Forest owners are welcoming NZ First and United Future policies which call for an increase in government-funded tree planting schemes.

In NZ First’s environment policy announced on Sunday, party leader Winston Peters proposed planting an extra 10 million native and exotic trees each year for the next ten years – “as a minimum”.

“Mr Peters is of course reinforcing a message that we have made on numerous occasions and we welcome this type of approach from any quarter,” said Forest Owners Association chief executive David Rhodes.

Mr Peters said young growing trees would do most for the environment, and would help reduce the $500 million greenhouse gas bill which taxpayers would otherwise be footing for the government’s Kyoto policies.

United Future environment spokesperson Larry Baldock last month said the government should embark on “a massive programme of tree planting to soak up carbon dioxide”.

Mr Rhodes says forest owners are keen to also see from the major parties policies which recognise that forestry offers substantial environmental and social benefits to New Zealand.
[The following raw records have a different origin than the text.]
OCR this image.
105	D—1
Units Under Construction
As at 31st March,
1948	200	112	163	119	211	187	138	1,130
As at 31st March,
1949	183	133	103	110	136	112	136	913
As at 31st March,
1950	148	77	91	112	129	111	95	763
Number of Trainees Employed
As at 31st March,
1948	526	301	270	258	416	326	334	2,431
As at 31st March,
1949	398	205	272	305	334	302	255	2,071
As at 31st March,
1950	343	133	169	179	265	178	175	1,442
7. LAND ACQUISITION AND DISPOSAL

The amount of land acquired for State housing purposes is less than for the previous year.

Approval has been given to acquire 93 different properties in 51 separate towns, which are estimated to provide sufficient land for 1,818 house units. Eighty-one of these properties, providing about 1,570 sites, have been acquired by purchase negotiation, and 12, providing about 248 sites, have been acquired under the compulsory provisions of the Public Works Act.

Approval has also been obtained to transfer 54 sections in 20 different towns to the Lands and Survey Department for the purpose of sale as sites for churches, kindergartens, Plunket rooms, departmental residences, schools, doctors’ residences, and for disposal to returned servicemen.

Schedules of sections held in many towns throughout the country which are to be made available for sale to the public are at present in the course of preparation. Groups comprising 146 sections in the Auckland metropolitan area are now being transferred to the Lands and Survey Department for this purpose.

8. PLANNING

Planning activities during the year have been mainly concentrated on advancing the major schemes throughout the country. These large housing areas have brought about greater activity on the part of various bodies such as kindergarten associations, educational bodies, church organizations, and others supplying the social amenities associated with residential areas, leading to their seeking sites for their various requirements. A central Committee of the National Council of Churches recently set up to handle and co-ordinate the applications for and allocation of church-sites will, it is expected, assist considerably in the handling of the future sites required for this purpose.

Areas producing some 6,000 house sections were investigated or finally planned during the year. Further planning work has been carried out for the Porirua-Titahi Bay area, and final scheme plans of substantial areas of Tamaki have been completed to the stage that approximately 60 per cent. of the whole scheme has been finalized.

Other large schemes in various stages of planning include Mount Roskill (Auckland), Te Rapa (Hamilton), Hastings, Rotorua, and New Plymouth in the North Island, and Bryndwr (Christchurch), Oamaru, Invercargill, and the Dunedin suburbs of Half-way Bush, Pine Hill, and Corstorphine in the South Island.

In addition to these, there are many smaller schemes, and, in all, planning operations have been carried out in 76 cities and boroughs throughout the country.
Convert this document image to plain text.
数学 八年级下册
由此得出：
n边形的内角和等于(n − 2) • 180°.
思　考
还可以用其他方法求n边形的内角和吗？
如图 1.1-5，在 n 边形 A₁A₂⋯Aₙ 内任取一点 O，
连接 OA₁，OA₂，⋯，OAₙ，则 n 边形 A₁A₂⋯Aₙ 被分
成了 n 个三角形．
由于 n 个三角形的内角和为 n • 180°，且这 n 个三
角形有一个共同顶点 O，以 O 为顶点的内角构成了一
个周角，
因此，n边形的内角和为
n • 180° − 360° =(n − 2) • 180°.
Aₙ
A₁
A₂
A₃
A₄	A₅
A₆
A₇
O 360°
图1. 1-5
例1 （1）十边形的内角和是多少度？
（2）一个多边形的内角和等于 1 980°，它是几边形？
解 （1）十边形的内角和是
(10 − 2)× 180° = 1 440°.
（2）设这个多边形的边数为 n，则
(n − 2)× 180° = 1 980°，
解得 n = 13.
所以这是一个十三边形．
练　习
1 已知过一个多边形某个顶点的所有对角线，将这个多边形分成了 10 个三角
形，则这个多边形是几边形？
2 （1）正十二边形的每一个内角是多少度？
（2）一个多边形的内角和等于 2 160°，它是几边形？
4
In recent years, as result of poor log prices and improved returns from alternative land uses, new forest planting rates have dropped away significantly. This year it is doubtful whether 10,000 new hectares will be planted.

“The figure of 10 million more trees that NZ First proposes is enough to plant about 13,000 hectares, so it is a step in the right direction, although around 60,000 hectares of new forest would be needed to completely satisfy the country’s greenhouse gas targets.

“But what the industry also needs is a market-based mechanism which reflects the value to society of the carbon locked up in private forests. Until this happens, forestry will continue to effectively subsidise those land uses which are net emitters.”

Farm Forestry Association president Nick Seymour also sees these initiatives by NZ First and United Future as positive.

“This recognises the contribution to climate change although there are, of course, a range of other environmental benefits that tree planting will deliver,” he said.

National has yet to announce its forestry policy for the 2005 election.